Nos decimos a nosotros mismos que viajamos para conocer cómo vive otra gente, ver de primera mano paisajes y monumentos, referentes vistos en películas, en la televisión, en los libros. Pero también para poder contarlo, para decir «yo estuve ahí y viví la experiencia», y, me temo, para fugarnos temporalmente y esquivar la rutina de un día a día muchas veces insatisfactorio pero al que no podemos o no sabemos plantar cara. Desde que en el siglo XVII se inventara el Grand Tour, o el recorrido iniciático por Europa que toda persona culta y refinada debía experimentar, el turismo se ha convertido en una inmensa industria que mueve millones de personas y de euros, yenes, dólares, rublos, pesos... Los viajes nos atraen aunque viajar sea objetivamente cada vez más incómodo debido no solo a la disminución del tamaño de los asientos en los aviones y a las enervantes medidas de seguridad, sino también a la masificación y a las colas.
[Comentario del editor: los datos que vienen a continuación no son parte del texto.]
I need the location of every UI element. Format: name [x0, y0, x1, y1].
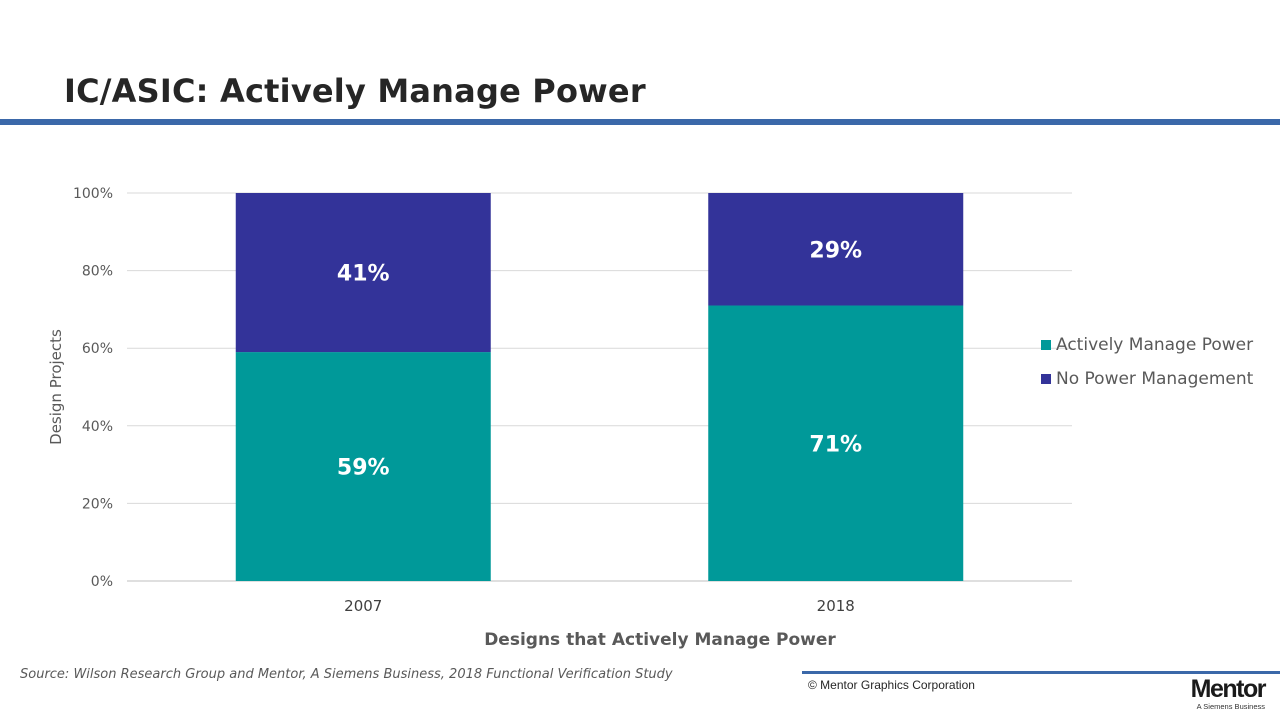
legend-item-actively-manage-power[interactable]: Actively Manage Power	[1041, 328, 1253, 362]
x-tick-label: 2007	[344, 597, 382, 615]
y-tick-label: 20%	[82, 496, 113, 512]
y-axis-label: Design Projects	[47, 329, 65, 445]
legend-item-no-power-management[interactable]: No Power Management	[1041, 362, 1253, 396]
mentor-logo: Mentor A Siemens Business	[1190, 675, 1267, 711]
data-label: 59%	[337, 456, 390, 481]
x-tick-label: 2018	[817, 597, 855, 615]
legend-swatch-navy	[1041, 374, 1051, 384]
legend-label: No Power Management	[1056, 369, 1254, 389]
bar-segment	[708, 193, 964, 306]
title-divider	[0, 119, 1280, 125]
y-tick-label: 80%	[82, 264, 113, 280]
data-label: 71%	[809, 432, 862, 457]
bar-segment	[708, 305, 964, 581]
logo-tagline: A Siemens Business	[1196, 702, 1265, 711]
data-label: 41%	[337, 262, 390, 287]
source-note: Source: Wilson Research Group and Mentor…	[20, 667, 673, 682]
slide-title: IC/ASIC: Actively Manage Power	[64, 72, 646, 110]
logo-wordmark: Mentor	[1190, 675, 1267, 703]
bar-segment	[235, 352, 491, 581]
legend-label: Actively Manage Power	[1056, 335, 1254, 355]
legend-swatch-teal	[1041, 340, 1051, 350]
x-axis-label: Designs that Actively Manage Power	[484, 630, 836, 650]
copyright-text: © Mentor Graphics Corporation	[808, 678, 975, 692]
y-tick-label: 100%	[73, 186, 113, 202]
y-tick-label: 60%	[82, 341, 113, 357]
bar-segment	[235, 193, 491, 353]
footer-divider	[802, 671, 1280, 674]
data-label: 29%	[809, 238, 862, 263]
chart-legend: Actively Manage Power No Power Managemen…	[1041, 328, 1253, 396]
y-tick-label: 0%	[91, 574, 113, 590]
y-tick-label: 40%	[82, 419, 113, 435]
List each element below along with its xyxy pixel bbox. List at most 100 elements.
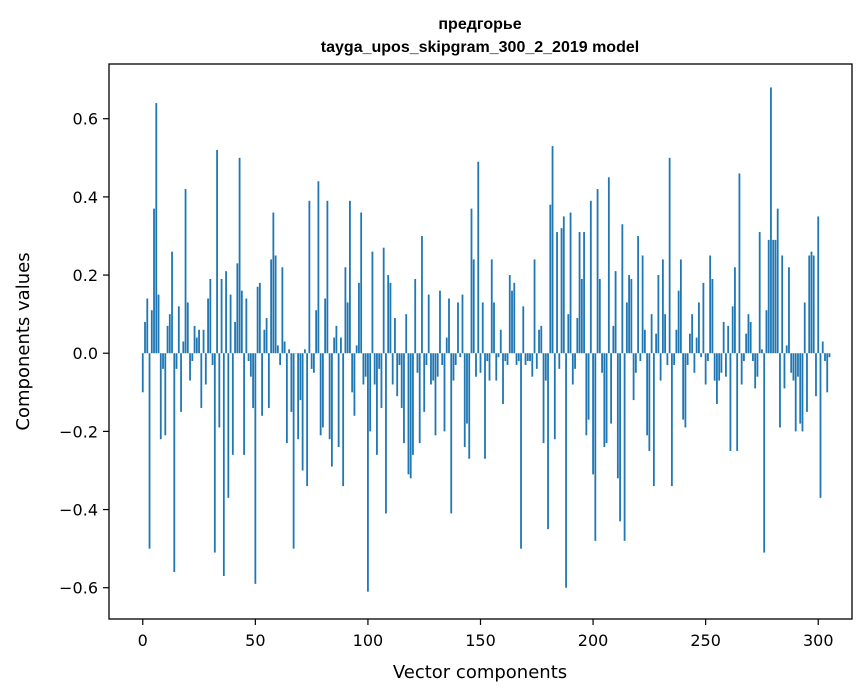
bar-266 <box>740 353 743 385</box>
bar-281 <box>774 239 777 354</box>
bar-109 <box>387 275 390 354</box>
bar-163 <box>508 275 511 354</box>
bar-142 <box>461 294 464 354</box>
x-axis-label: Vector components <box>393 662 567 683</box>
bar-226 <box>650 314 653 354</box>
bar-21 <box>189 353 191 381</box>
bar-193 <box>576 318 579 354</box>
bar-54 <box>263 329 266 354</box>
x-tick-label: 0 <box>138 631 148 650</box>
bar-158 <box>497 353 500 358</box>
bar-100 <box>367 353 369 592</box>
bar-178 <box>542 353 545 444</box>
bar-80 <box>321 353 324 428</box>
bar-287 <box>788 267 790 354</box>
y-tick-label: 0.2 <box>73 266 98 285</box>
bar-189 <box>567 314 570 354</box>
bar-97 <box>360 212 363 354</box>
bar-176 <box>538 329 540 354</box>
bar-20 <box>186 302 189 354</box>
bar-253 <box>711 278 714 354</box>
bar-268 <box>745 333 748 354</box>
bar-195 <box>580 278 583 354</box>
bar-66 <box>290 353 293 412</box>
bar-25 <box>198 329 200 354</box>
bar-155 <box>490 259 493 354</box>
bar-236 <box>673 353 676 365</box>
bar-43 <box>238 157 241 354</box>
bar-116 <box>403 353 405 444</box>
bar-28 <box>204 353 207 385</box>
bar-212 <box>619 353 621 522</box>
bar-153 <box>486 353 489 362</box>
bar-282 <box>776 208 779 354</box>
bar-136 <box>448 298 450 354</box>
bar-275 <box>761 349 763 354</box>
bar-122 <box>416 353 419 373</box>
bar-73 <box>306 353 309 487</box>
bar-235 <box>670 353 673 487</box>
bar-186 <box>560 228 563 354</box>
bar-64 <box>285 353 288 444</box>
bar-84 <box>331 353 333 467</box>
bar-255 <box>716 353 718 405</box>
bar-156 <box>493 302 495 354</box>
bar-121 <box>414 278 417 354</box>
bar-110 <box>389 282 392 354</box>
bar-161 <box>504 353 507 362</box>
bar-292 <box>799 353 802 424</box>
bar-86 <box>335 325 338 354</box>
bar-141 <box>459 353 462 358</box>
bar-47 <box>247 353 250 362</box>
bar-13 <box>171 251 173 354</box>
bar-79 <box>319 353 322 436</box>
bar-33 <box>216 149 218 354</box>
bar-90 <box>344 267 347 354</box>
bar-187 <box>562 216 565 354</box>
bar-36 <box>222 353 225 577</box>
bar-285 <box>783 353 786 389</box>
bar-197 <box>585 353 588 436</box>
bar-76 <box>312 353 315 373</box>
bar-41 <box>234 321 236 354</box>
bar-115 <box>400 353 403 408</box>
bar-56 <box>267 353 270 408</box>
bar-133 <box>441 353 444 365</box>
bar-5 <box>153 208 155 354</box>
bar-23 <box>193 325 196 354</box>
bar-147 <box>472 259 475 354</box>
bar-295 <box>806 353 808 412</box>
bar-27 <box>202 329 205 354</box>
bar-205 <box>603 353 606 448</box>
bar-289 <box>792 353 795 381</box>
bar-165 <box>513 282 516 354</box>
bar-85 <box>333 337 336 354</box>
bar-298 <box>812 255 815 354</box>
x-tick-label: 200 <box>578 631 609 650</box>
x-axis-ticks: 0 50 100 150 200 250 300 <box>138 619 834 650</box>
y-tick-label: −0.6 <box>59 579 98 598</box>
bar-293 <box>801 353 804 432</box>
x-tick-label: 100 <box>353 631 384 650</box>
bar-129 <box>432 353 435 381</box>
bar-218 <box>632 353 635 401</box>
bar-139 <box>454 353 457 365</box>
y-tick-label: 0.4 <box>73 188 98 207</box>
bar-128 <box>430 353 432 385</box>
bar-60 <box>276 345 279 354</box>
bar-286 <box>785 345 788 354</box>
bar-240 <box>682 353 685 420</box>
bar-67 <box>292 353 295 549</box>
bar-185 <box>558 353 561 369</box>
bar-57 <box>270 259 273 354</box>
bar-104 <box>376 353 378 455</box>
bar-173 <box>531 353 534 377</box>
bar-167 <box>517 353 520 362</box>
bar-132 <box>439 290 441 354</box>
bar-99 <box>364 353 367 377</box>
bar-284 <box>781 255 784 354</box>
y-tick-label: 0.6 <box>73 110 98 129</box>
bar-278 <box>767 239 770 354</box>
bar-192 <box>574 353 576 369</box>
bar-18 <box>182 341 185 354</box>
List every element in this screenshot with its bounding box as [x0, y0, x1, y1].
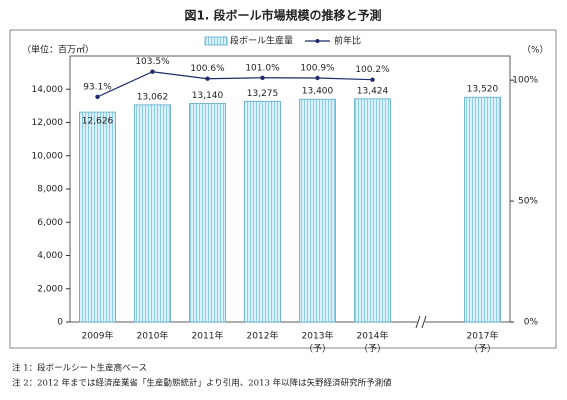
- bar-value-label: 13,520: [467, 85, 499, 95]
- y-tick-label: 6,000: [37, 218, 63, 228]
- line-point: [315, 75, 320, 81]
- y2-tick-label: 0%: [524, 318, 539, 328]
- line: [97, 71, 373, 98]
- y-tick-label: 2,000: [37, 284, 63, 294]
- x-tick-label: 2011年: [192, 330, 224, 342]
- bar-value-label: 13,062: [137, 92, 169, 102]
- x-tick-note: （予）: [359, 344, 386, 355]
- bar: [244, 100, 281, 323]
- x-tick-label: 2010年: [137, 330, 169, 342]
- bar: [464, 96, 501, 323]
- y-tick-label: 14,000: [32, 85, 64, 95]
- x-tick-label: 2017年: [467, 330, 499, 342]
- line-value-label: 100.2%: [355, 65, 390, 75]
- line-value-label: 103.5%: [135, 57, 170, 67]
- y-axis-label: （単位：百万㎡）: [22, 44, 94, 56]
- line-point: [370, 77, 375, 82]
- bar: [354, 98, 391, 323]
- line-value-label: 93.1%: [83, 82, 112, 92]
- line-point: [205, 76, 210, 81]
- y-tick-label: 12,000: [32, 118, 64, 128]
- line-value-label: 101.0%: [245, 63, 280, 73]
- bar-value-label: 13,275: [247, 89, 279, 99]
- x-tick-note: （予）: [304, 344, 331, 355]
- y-tick-label: 0: [57, 318, 63, 328]
- y-tick-label: 10,000: [32, 151, 64, 161]
- line-point: [95, 94, 100, 100]
- legend-swatch: [315, 39, 320, 43]
- x-tick-label: 2013年: [302, 330, 334, 342]
- y2-tick-label: 100%: [512, 76, 538, 86]
- footnote: 注 1：段ボールシート生産高ベース: [12, 363, 147, 374]
- legend-swatch: [204, 36, 228, 46]
- y2-tick-label: 50%: [518, 197, 538, 207]
- bar: [299, 98, 336, 323]
- line-value-label: 100.9%: [300, 64, 335, 74]
- chart-frame: [9, 29, 557, 349]
- bar: [189, 103, 226, 323]
- legend-label: 前年比: [334, 35, 361, 47]
- y2-axis-label: （%）: [522, 45, 549, 56]
- x-tick-label: 2014年: [357, 330, 389, 342]
- footnote: 注 2：2012 年までは経済産業省「生産動態統計」より引用、2013 年以降は…: [12, 378, 392, 389]
- line-point: [260, 75, 265, 80]
- axis-break: [415, 315, 427, 329]
- chart-title: 図1. 段ボール市場規模の推移と予測: [184, 8, 381, 23]
- bar: [134, 104, 171, 323]
- x-tick-label: 2012年: [247, 330, 279, 342]
- line-value-label: 100.6%: [190, 64, 225, 74]
- legend-label: 段ボール生産量: [230, 35, 293, 47]
- bar-value-label: 13,140: [192, 91, 224, 101]
- x-tick-note: （予）: [469, 344, 496, 355]
- x-tick-label: 2009年: [82, 330, 114, 342]
- bar-value-label: 13,424: [357, 86, 389, 96]
- y-tick-label: 4,000: [37, 251, 63, 261]
- bar-value-label: 12,626: [82, 117, 114, 127]
- bar-value-label: 13,400: [302, 87, 334, 97]
- line-point: [150, 69, 155, 74]
- y-tick-label: 8,000: [37, 185, 63, 195]
- bar: [79, 111, 116, 323]
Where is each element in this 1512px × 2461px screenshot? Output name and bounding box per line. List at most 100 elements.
Masificación, pero ¿por qué? ¿Qué estamos buscando? Quizá a nosotros mismos. Queremos vernos en otros paisajes esperando no sé si reencontrarnos o simplemente echar de menos esa casa nuestra que a veces se nos cae encima. Nos gusta explorar el mundo porque tenemos la esperanza de que la ausencia nos transforme, pero también porque sabemos que regresaremos. Como decía el chiste, no hay que confundir turismo con emigración, y para disfrutar es imprescindible el billete de vuelta.

Ya en casa, se dará la paradoja de que hayamos pagado por conocer África y sus pobladores, pero que los inmigrantes africanos que piden a la entrada del supermercado de nuestro barrio no nos despierten el mismo interés o empatía. El exotismo aquí nos incomoda, porque apunta a desigualdades, a desequilibrios económicos, políticos, sociales muy graves y muy profundos, ¿y no era justo de eso de lo que queríamos huir? El viaje nos atrae en cuanto que nos producirá placer y nos reconciliará con ser humanos y formar parte de un mismo mundo, aunque sea enmascarando realidades duras que permanecerán invisibles a la mirada del turista.

Como dice el sociólogo Zygmunt Bauman, «es normal que queramos ser felices, pero hemos olvidado todas las formas de ser felices». Quizá por eso nos lanzamos con tanta pasión a ese sucedáneo momentáneo de realidad sin responsabilidades, sin limitaciones, ni temores, ni culpa que es visitar tierras extrañas.